What does Judaism have to say about the origin of the elements? I mean chemical elements like hydrogen, oxygen, gold, sulfur, etc. Is this discussed at all?

  • 1
    Well they were all created. But think back to Rambam who thought there were four elements that in different combinations made up everything (earth, water, air, and fire). Of course from a scientific standpoint they are made inside of stars.
    – A L
    Jul 18, 2013 at 3:41
  • @AL but what are stars made of? Jul 18, 2013 at 4:33
  • 1
    @HachamGabriel What exactly are you asking me? The stars were created on the 4th day. From a physical standpoint, if my astronomy class serves me, it's a result of a dust cloud or nebula (the result of a previous star that exploded) that was massive enough and condensed to the point where it gets hot enough for nuclear fusion to take place (and then you have a star). First generation stars didn't last long and formed shortly after the big bang when subatomic particles started getting together, but for all those fun details you could just look it up online.
    – A L
    Jul 18, 2013 at 5:36
  • related judaism.stackexchange.com/q/22542/759
    – Double AA
    Jul 19, 2013 at 6:36

2 Answers 2


First off, see Wikipedia: Timeline of chemistry for the history of the development of our understanding of chemistry and the elements. See also Wikipedia: Timeline of chemical elements discoveries for the history of the discovery of particular elements; compare to the Timeline of Jewish history.

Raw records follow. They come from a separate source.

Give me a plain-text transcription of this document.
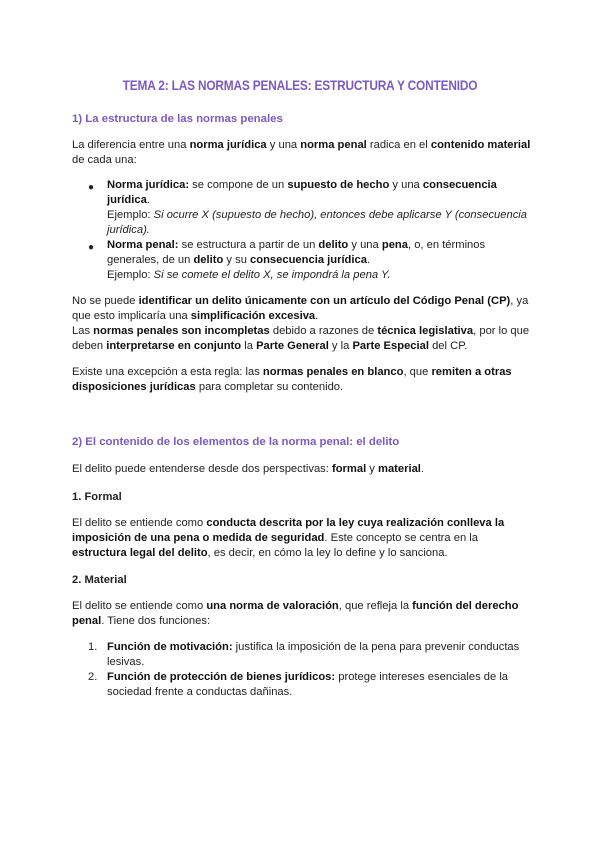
TEMA 2: LAS NORMAS PENALES: ESTRUCTURA Y CONTENIDO
1) La estructura de las normas penales

La diferencia entre una norma jurídica y una norma penal radica en el contenido material de cada una:

●	Norma jurídica: se compone de un supuesto de hecho y una consecuencia jurídica.

Ejemplo: Si ocurre X (supuesto de hecho), entonces debe aplicarse Y (consecuencia jurídica).

●	Norma penal: se estructura a partir de un delito y una pena, o, en términos generales, de un delito y su consecuencia jurídica.

Ejemplo: Si se comete el delito X, se impondrá la pena Y.

No se puede identificar un delito únicamente con un artículo del Código Penal (CP), ya que esto implicaría una simplificación excesiva.

Las normas penales son incompletas debido a razones de técnica legislativa, por lo que deben interpretarse en conjunto la Parte General y la Parte Especial del CP.

Existe una excepción a esta regla: las normas penales en blanco, que remiten a otras disposiciones jurídicas para completar su contenido.

2) El contenido de los elementos de la norma penal: el delito

El delito puede entenderse desde dos perspectivas: formal y material.

1. Formal

El delito se entiende como conducta descrita por la ley cuya realización conlleva la imposición de una pena o medida de seguridad. Este concepto se centra en la estructura legal del delito, es decir, en cómo la ley lo define y lo sanciona.

2. Material

El delito se entiende como una norma de valoración, que refleja la función del derecho penal. Tiene dos funciones:

1. Función de motivación: justifica la imposición de la pena para prevenir conductas lesivas.

2. Función de protección de bienes jurídicos: protege intereses esenciales de la sociedad frente a conductas dañinas.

So if by 'Judaism' you mean classic texts such as the Talmud and early authorities, it's pretty clear that you will find nowhere in those works the modern notion of chemistry and the elements. So the short answer to your question is: nothing.

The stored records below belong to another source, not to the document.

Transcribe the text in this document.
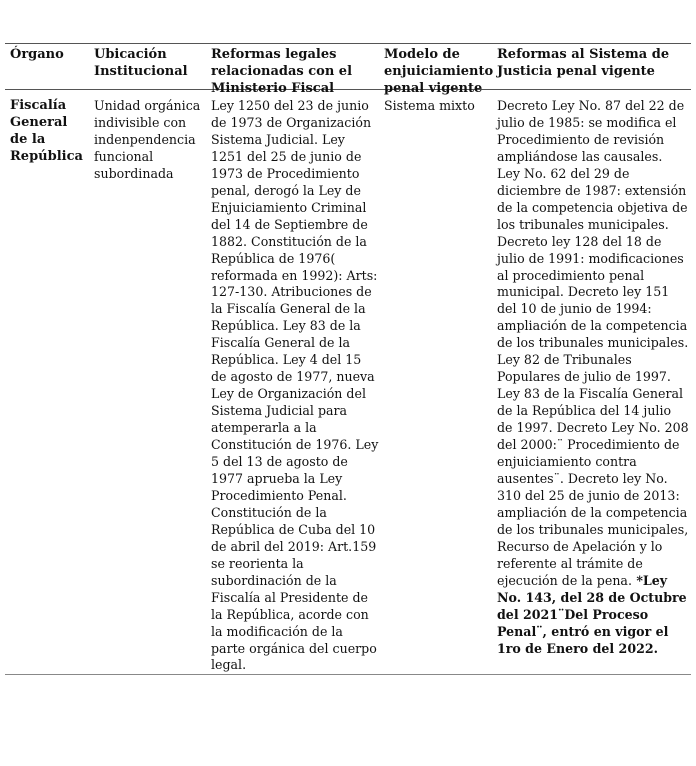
Órgano	Ubicación Institucional
Reformas legales relacionadas con el Ministerio Fiscal
Modelo de enjuiciamiento penal vigente
Reformas al Sistema de Justicia penal vigente
Fiscalía General de la República
Unidad orgánica indivisible con indenpendencia funcional subordinada
Ley 1250 del 23 de junio de 1973 de Organización Sistema Judicial. Ley 1251 del 25 de junio de 1973 de Procedimiento penal, derogó la Ley de Enjuiciamiento Criminal del 14 de Septiembre de 1882. Constitución de la República de 1976( reformada en 1992): Arts: 127-130. Atribuciones de la Fiscalía General de la República. Ley 83 de la Fiscalía General de la República. Ley 4 del 15 de agosto de 1977, nueva Ley de Organización del Sistema Judicial para atemperarla a la Constitución de 1976. Ley 5 del 13 de agosto de 1977 aprueba la Ley Procedimiento Penal. Constitución de la República de Cuba del 10 de abril del 2019: Art.159 se reorienta la subordinación de la Fiscalía al Presidente de la República, acorde con la modificación de la parte orgánica del cuerpo legal.
Sistema mixto	Decreto Ley No. 87 del 22 de julio de 1985: se modifica el Procedimiento de revisión ampliándose las causales. Ley No. 62 del 29 de diciembre de 1987: extensión de la competencia objetiva de los tribunales municipales. Decreto ley 128 del 18 de julio de 1991: modificaciones al procedimiento penal municipal. Decreto ley 151 del 10 de junio de 1994: ampliación de la competencia de los tribunales municipales. Ley 82 de Tribunales Populares de julio de 1997. Ley 83 de la Fiscalía General de la República del 14 julio de 1997. Decreto Ley No. 208 del 2000:¨ Procedimiento de enjuiciamiento contra ausentes¨. Decreto ley No. 310 del 25 de junio de 2013: ampliación de la competencia de los tribunales municipales, Recurso de Apelación y lo referente al trámite de ejecución de la pena. *Ley No. 143, del 28 de Octubre del 2021¨Del Proceso Penal¨, entró en vigor el 1ro de Enero del 2022.
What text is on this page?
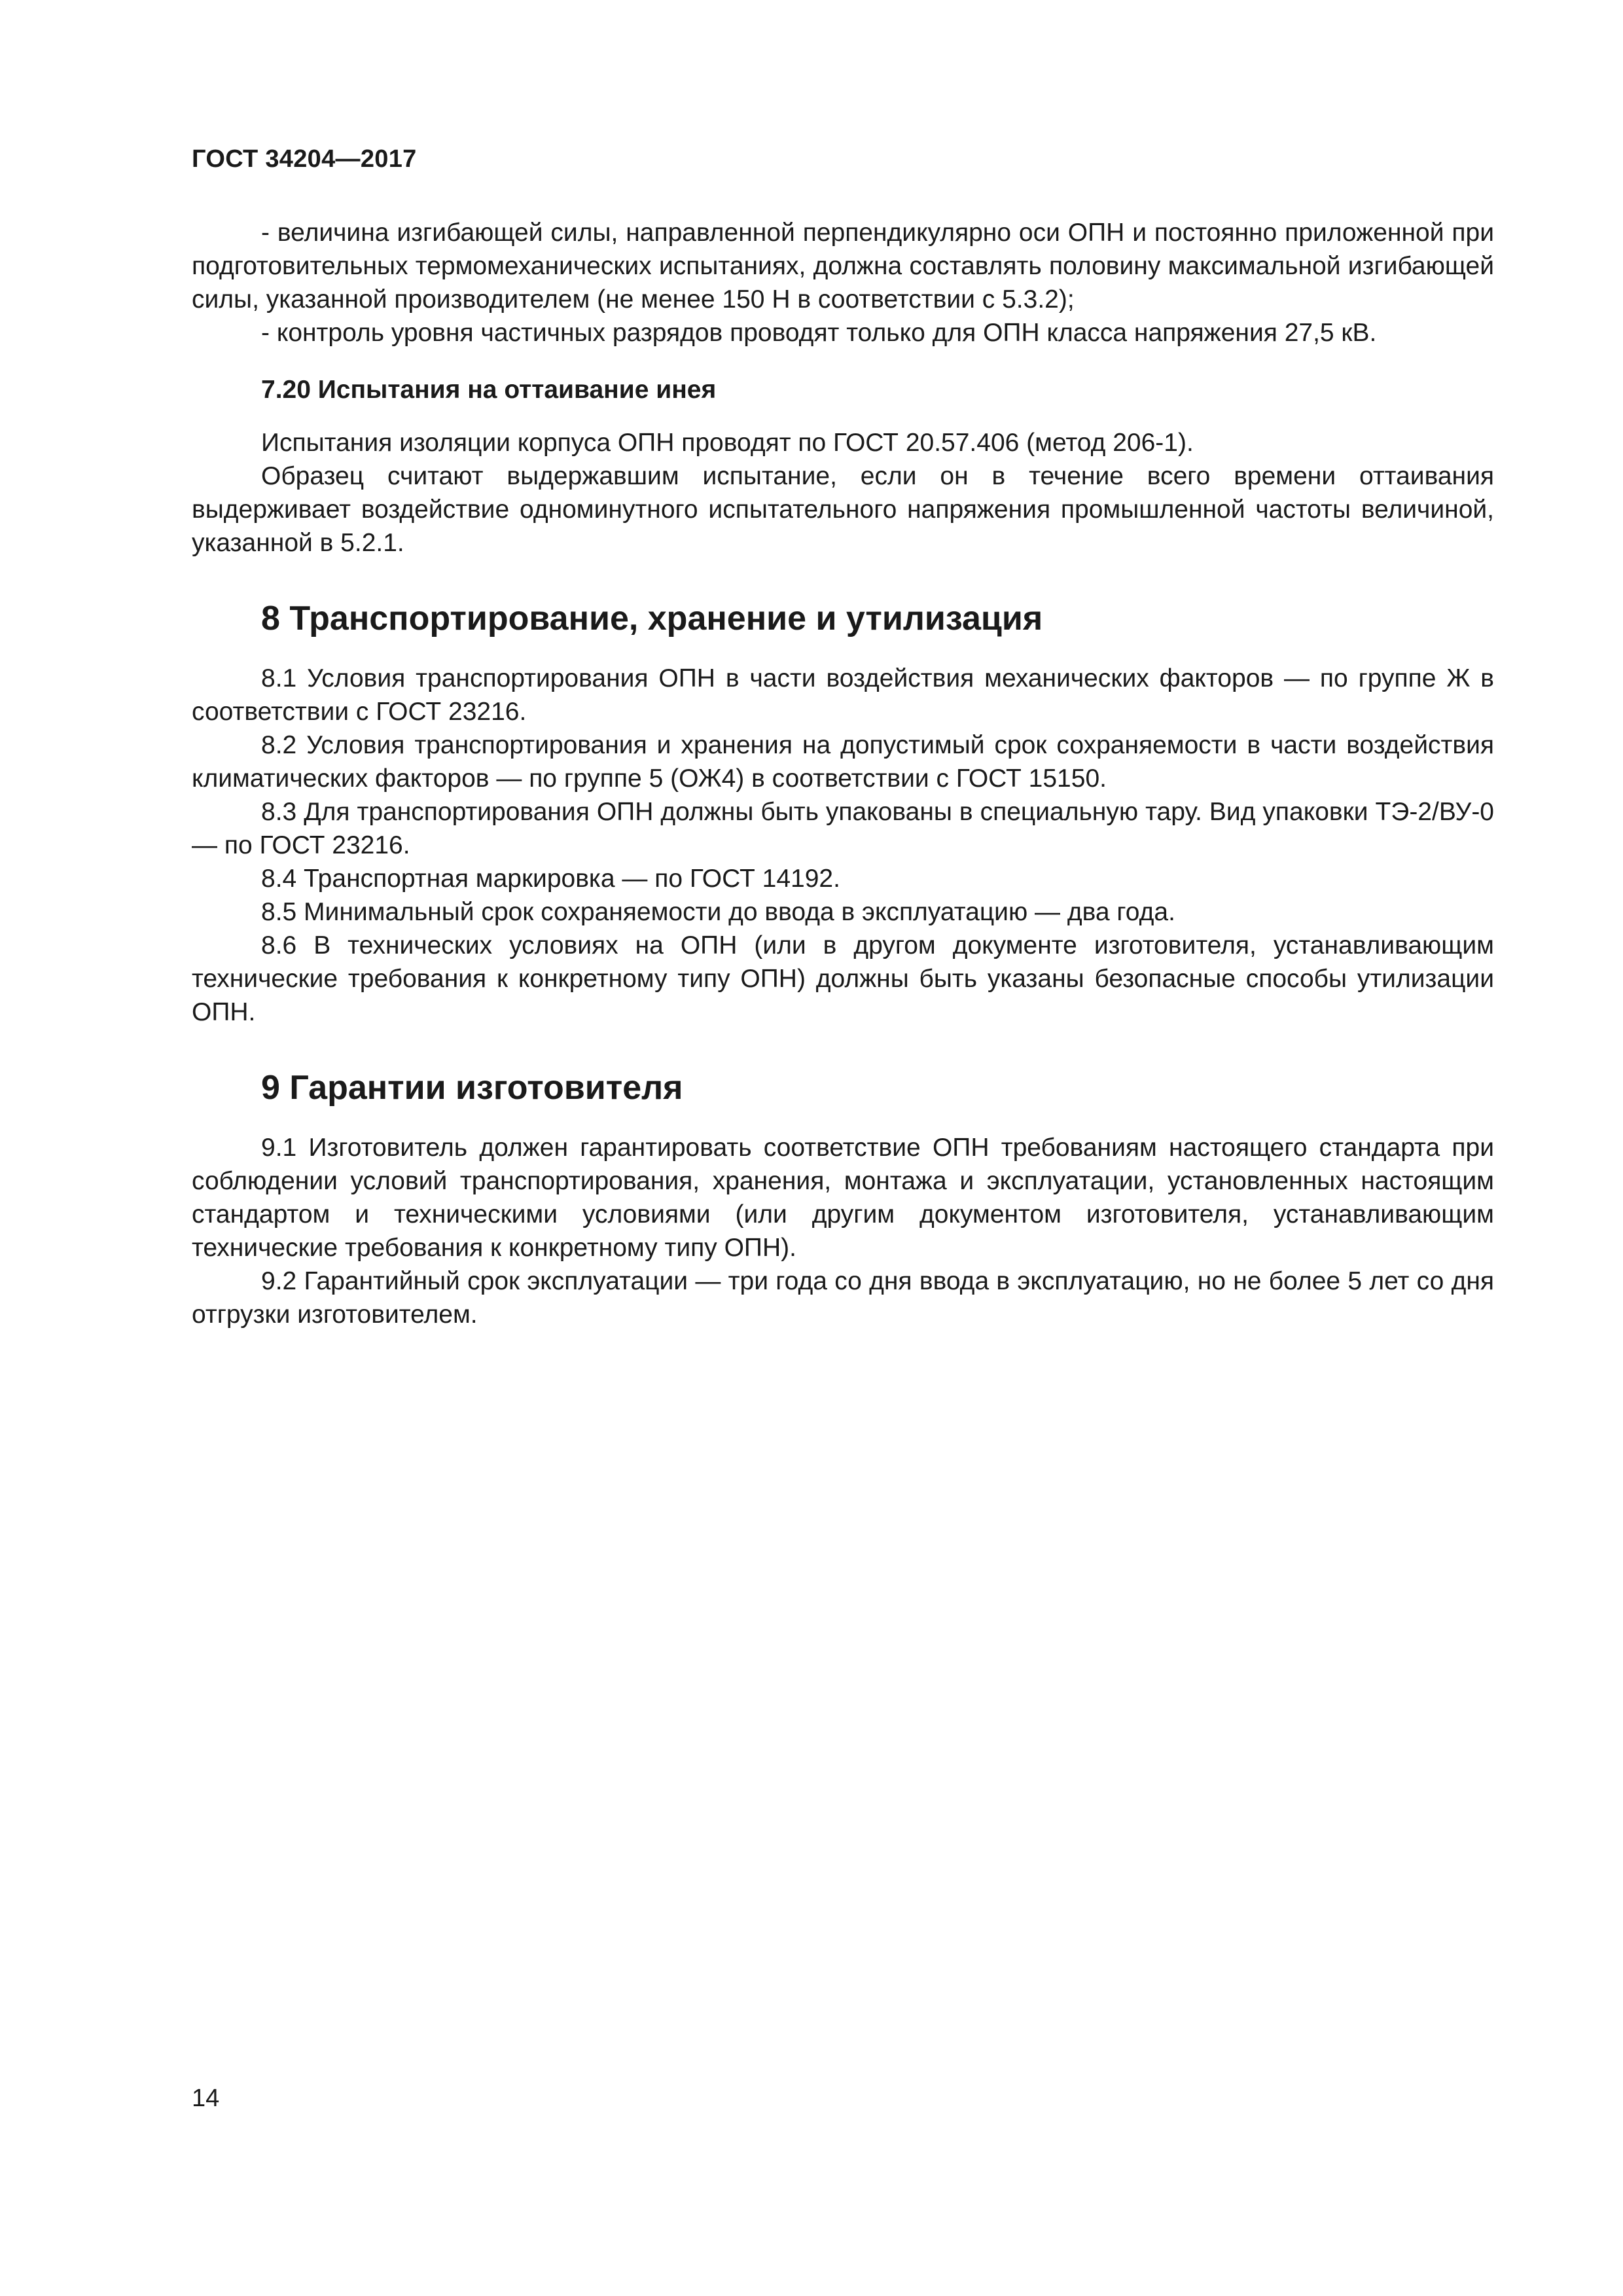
ГОСТ 34204—2017

- величина изгибающей силы, направленной перпендикулярно оси ОПН и постоянно приложенной при подготовительных термомеханических испытаниях, должна составлять половину максимальной изгибающей силы, указанной производителем (не менее 150 Н в соответствии с 5.3.2);

- контроль уровня частичных разрядов проводят только для ОПН класса напряжения 27,5 кВ.

7.20 Испытания на оттаивание инея

Испытания изоляции корпуса ОПН проводят по ГОСТ 20.57.406 (метод 206-1).

Образец считают выдержавшим испытание, если он в течение всего времени оттаивания выдерживает воздействие одноминутного испытательного напряжения промышленной частоты величиной, указанной в 5.2.1.

8 Транспортирование, хранение и утилизация

8.1 Условия транспортирования ОПН в части воздействия механических факторов — по группе Ж в соответствии с ГОСТ 23216.

8.2 Условия транспортирования и хранения на допустимый срок сохраняемости в части воздействия климатических факторов — по группе 5 (ОЖ4) в соответствии с ГОСТ 15150.

8.3 Для транспортирования ОПН должны быть упакованы в специальную тару. Вид упаковки ТЭ-2/ВУ-0 — по ГОСТ 23216.

8.4 Транспортная маркировка — по ГОСТ 14192.

8.5 Минимальный срок сохраняемости до ввода в эксплуатацию — два года.

8.6 В технических условиях на ОПН (или в другом документе изготовителя, устанавливающим технические требования к конкретному типу ОПН) должны быть указаны безопасные способы утилизации ОПН.

9 Гарантии изготовителя

9.1 Изготовитель должен гарантировать соответствие ОПН требованиям настоящего стандарта при соблюдении условий транспортирования, хранения, монтажа и эксплуатации, установленных настоящим стандартом и техническими условиями (или другим документом изготовителя, устанавливающим технические требования к конкретному типу ОПН).

9.2 Гарантийный срок эксплуатации — три года со дня ввода в эксплуатацию, но не более 5 лет со дня отгрузки изготовителем.

14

But to be a bit more specific, first regarding the particular examples mentioned: hydrogen and oxygen are clearly not mentioned in any context; sulfur, and particularly gold, obviously come up a lot in early sources, but again, not in the modern context of defining and distinguishing between the 'elements' on the 'table'.

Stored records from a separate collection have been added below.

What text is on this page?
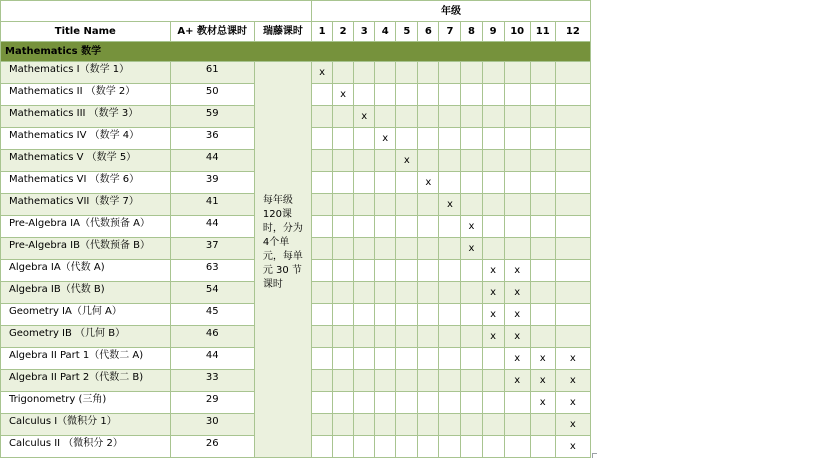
			年级											
Title Name	A+ 教材总课时	瑞藤课时	1	2	3	4	5	6	7	8	9	10	11	12
Mathematics 数学														
Mathematics I（数学 1）	61	每年级120课时，分为4个单元，每单元 30 节课时	x											
Mathematics II （数学 2）	50			x										
Mathematics III （数学 3）	59				x									
Mathematics IV （数学 4）	36					x								
Mathematics V （数学 5）	44						x							
Mathematics VI （数学 6）	39							x						
Mathematics VII（数学 7）	41								x					
Pre-Algebra IA（代数预备 A）	44									x				
Pre-Algebra IB（代数预备 B）	37									x				
Algebra IA（代数 A)	63										x	x		
Algebra IB（代数 B)	54										x	x		
Geometry IA（几何 A）	45										x	x		
Geometry IB （几何 B）	46										x	x		
Algebra II Part 1（代数二 A)	44											x	x	x
Algebra II Part 2（代数二 B)	33											x	x	x
Trigonometry (三角)	29												x	x
Calculus I（微积分 1）	30													x
Calculus II （微积分 2）	26													x
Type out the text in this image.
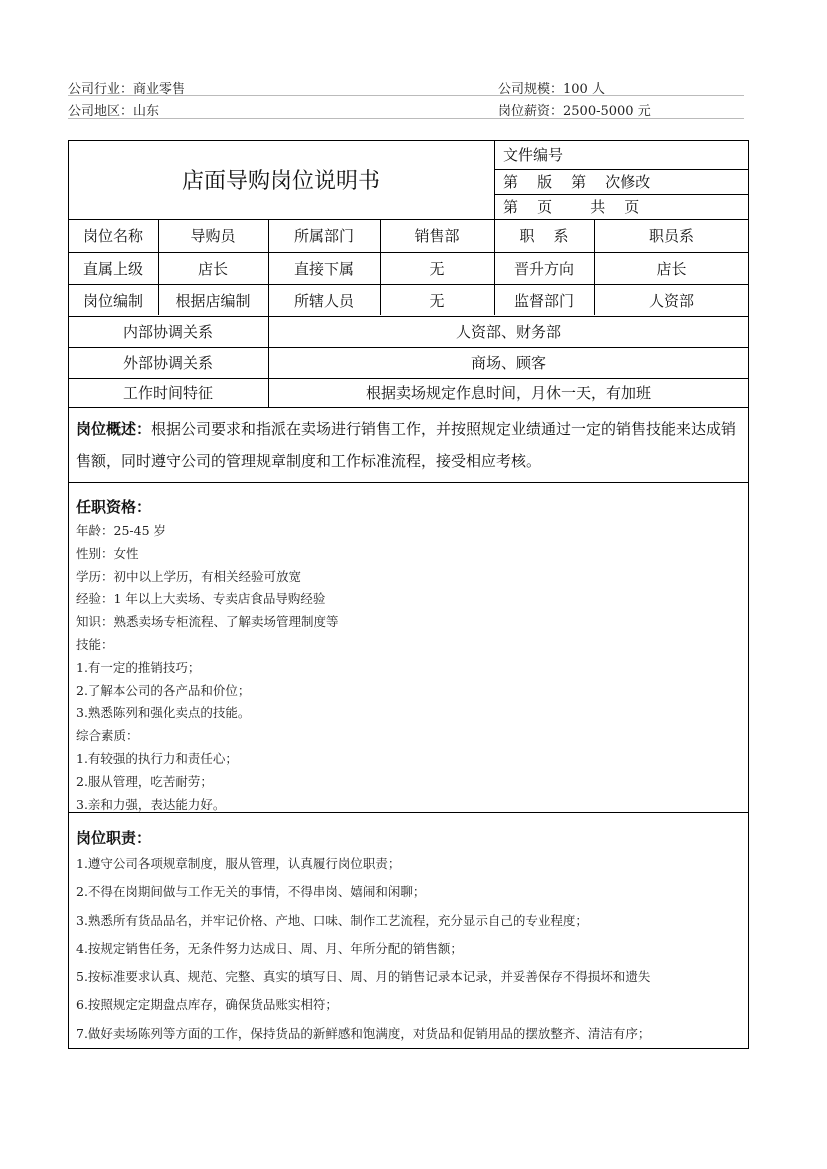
公司行业：商业零售	公司规模：100 人
公司地区：山东	岗位薪资：2500-5000 元
店面导购岗位说明书
文件编号
第    版    第    次修改
第    页        共    页
岗位名称	导购员	所属部门	销售部	职    系	职员系
直属上级	店长	直接下属	无	晋升方向	店长
岗位编制	根据店编制	所辖人员	无	监督部门	人资部
内部协调关系	人资部、财务部
外部协调关系	商场、顾客
工作时间特征	根据卖场规定作息时间，月休一天，有加班
岗位概述：根据公司要求和指派在卖场进行销售工作，并按照规定业绩通过一定的销售技能来达成销售额，同时遵守公司的管理规章制度和工作标准流程，接受相应考核。
任职资格：
年龄：25-45 岁
性别：女性
学历：初中以上学历，有相关经验可放宽
经验：1 年以上大卖场、专卖店食品导购经验
知识：熟悉卖场专柜流程、了解卖场管理制度等
技能：
1.有一定的推销技巧；
2.了解本公司的各产品和价位；
3.熟悉陈列和强化卖点的技能。
综合素质：
1.有较强的执行力和责任心；
2.服从管理，吃苦耐劳；
3.亲和力强，表达能力好。
岗位职责：
1.遵守公司各项规章制度，服从管理，认真履行岗位职责；
2.不得在岗期间做与工作无关的事情，不得串岗、嬉闹和闲聊；
3.熟悉所有货品品名，并牢记价格、产地、口味、制作工艺流程，充分显示自己的专业程度；
4.按规定销售任务，无条件努力达成日、周、月、年所分配的销售额；
5.按标准要求认真、规范、完整、真实的填写日、周、月的销售记录本记录，并妥善保存不得损坏和遗失
6.按照规定定期盘点库存，确保货品账实相符；
7.做好卖场陈列等方面的工作，保持货品的新鲜感和饱满度，对货品和促销用品的摆放整齐、清洁有序；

As to the very concept of the elements: classic works are replete with references to, and discussions of, the classic, Aristotelian, four (or five) elements (and their relationship to hyle, particularly in terms of their origin), and following up on that lead may prove slightly helpful in satisfying your original question.

In conclusion, it should be noted that some have argued that the four elements discussed prolifically in Judaism are not to be understood in the context of chemistry at all, but rather physics: "Some hypothesize that they are four basic elements: positive, negative, antimatter, matter." (See also here).

  • It might be better stated that the four elements correspond to the four states of matter: earth=solid, water=liquid, air=gas, fire=plasma.
    – Mike
    Feb 26, 2014 at 1:09

This is getting into deep philosophy, but basically the Jewish concept is that G-d created everything but the world keeps going according to natural laws - also G-d's creation. The "created in stars" doesn't actually hold water since everything was created in a singularity in which the whole universe was in nothing. This is remarkably convergent with concepts such as Tohu veVohu and various concepts in Kabbalah.